Ms Harte, who will present findings from her school's experience at the conference, said that making the link between children's neuro-motor immaturity and their educational development was 'so enlightening'.

When mapped against national curriculum attainment, 100 per cent of pupils who scored below age-related expectations at the end of Year 2 in reading showed high levels (above 30 per cent) of neuro-motor immaturity.

The lower the national curriculum level (ie, Level 1), the higher the average neuro-motor immaturity percentage score.

Pupils with the highest neuro-motor immaturity (between 65 per cent and 78 per cent) scored the lowest (national curriculum Level 1) in reading, writing and maths.

For children above the national average there were still some with high neuro-motor immaturity scores, with an average of 27 per cent. The incidence of neuro-immaturity was twice as high among the level 1 children, with an average of 55 per cent.

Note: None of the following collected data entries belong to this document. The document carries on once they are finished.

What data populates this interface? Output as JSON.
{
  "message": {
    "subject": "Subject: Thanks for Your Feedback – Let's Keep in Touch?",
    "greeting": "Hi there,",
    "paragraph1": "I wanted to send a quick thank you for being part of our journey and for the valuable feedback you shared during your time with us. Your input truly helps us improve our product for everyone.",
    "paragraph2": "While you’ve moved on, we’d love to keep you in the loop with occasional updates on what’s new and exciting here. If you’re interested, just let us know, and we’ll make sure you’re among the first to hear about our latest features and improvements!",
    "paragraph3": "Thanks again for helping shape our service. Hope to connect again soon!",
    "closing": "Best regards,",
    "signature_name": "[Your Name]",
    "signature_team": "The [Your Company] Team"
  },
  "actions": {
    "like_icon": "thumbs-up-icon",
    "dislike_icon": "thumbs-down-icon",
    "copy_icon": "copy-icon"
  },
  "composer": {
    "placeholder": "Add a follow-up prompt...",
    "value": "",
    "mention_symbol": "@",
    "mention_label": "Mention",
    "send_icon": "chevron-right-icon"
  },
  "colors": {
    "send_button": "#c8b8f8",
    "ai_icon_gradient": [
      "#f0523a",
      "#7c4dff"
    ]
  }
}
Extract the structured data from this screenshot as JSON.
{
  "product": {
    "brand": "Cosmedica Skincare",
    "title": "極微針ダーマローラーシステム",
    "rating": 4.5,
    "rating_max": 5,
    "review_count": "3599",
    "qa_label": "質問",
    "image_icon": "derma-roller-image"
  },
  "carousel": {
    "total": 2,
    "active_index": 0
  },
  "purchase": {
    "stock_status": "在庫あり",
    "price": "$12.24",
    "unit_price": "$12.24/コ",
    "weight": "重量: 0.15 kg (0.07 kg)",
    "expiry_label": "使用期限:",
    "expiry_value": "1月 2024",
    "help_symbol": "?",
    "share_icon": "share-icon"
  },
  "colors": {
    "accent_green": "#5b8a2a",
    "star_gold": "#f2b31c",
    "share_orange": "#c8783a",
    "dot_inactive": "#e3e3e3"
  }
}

Ms Harte said that the school decided that all children in the year would take part in the daily 15-minute movement programme during the academic year. The class moves on only when all pupils have mastered each move from the programme, which are followed in sequence.

Children in the school's nursery are also taking part using an INPP music and movement programme designed to 'break' primitive reflexes.

Ms Harte said, 'We believe this will reduce neuro-motor immaturity in our youngest pupils so they start school with the best possible chance of success.'

Pete Griffin, a retired primary head who has led research in a number of schools in the West Midlands into neuro-motor immaturity, said, 'If you have issues with neuro-motor immaturity there is a high probability that within that school you will be in the below average set.'

He added that even in schools where very few children performed below expected levels, 'those children with high neuro-immaturity were in the lower groups in that school'.

'The programme can make a difference to children in terms of academic performance and have a beneficial effect on some children's behaviour, confidence and general physical movement,' he added.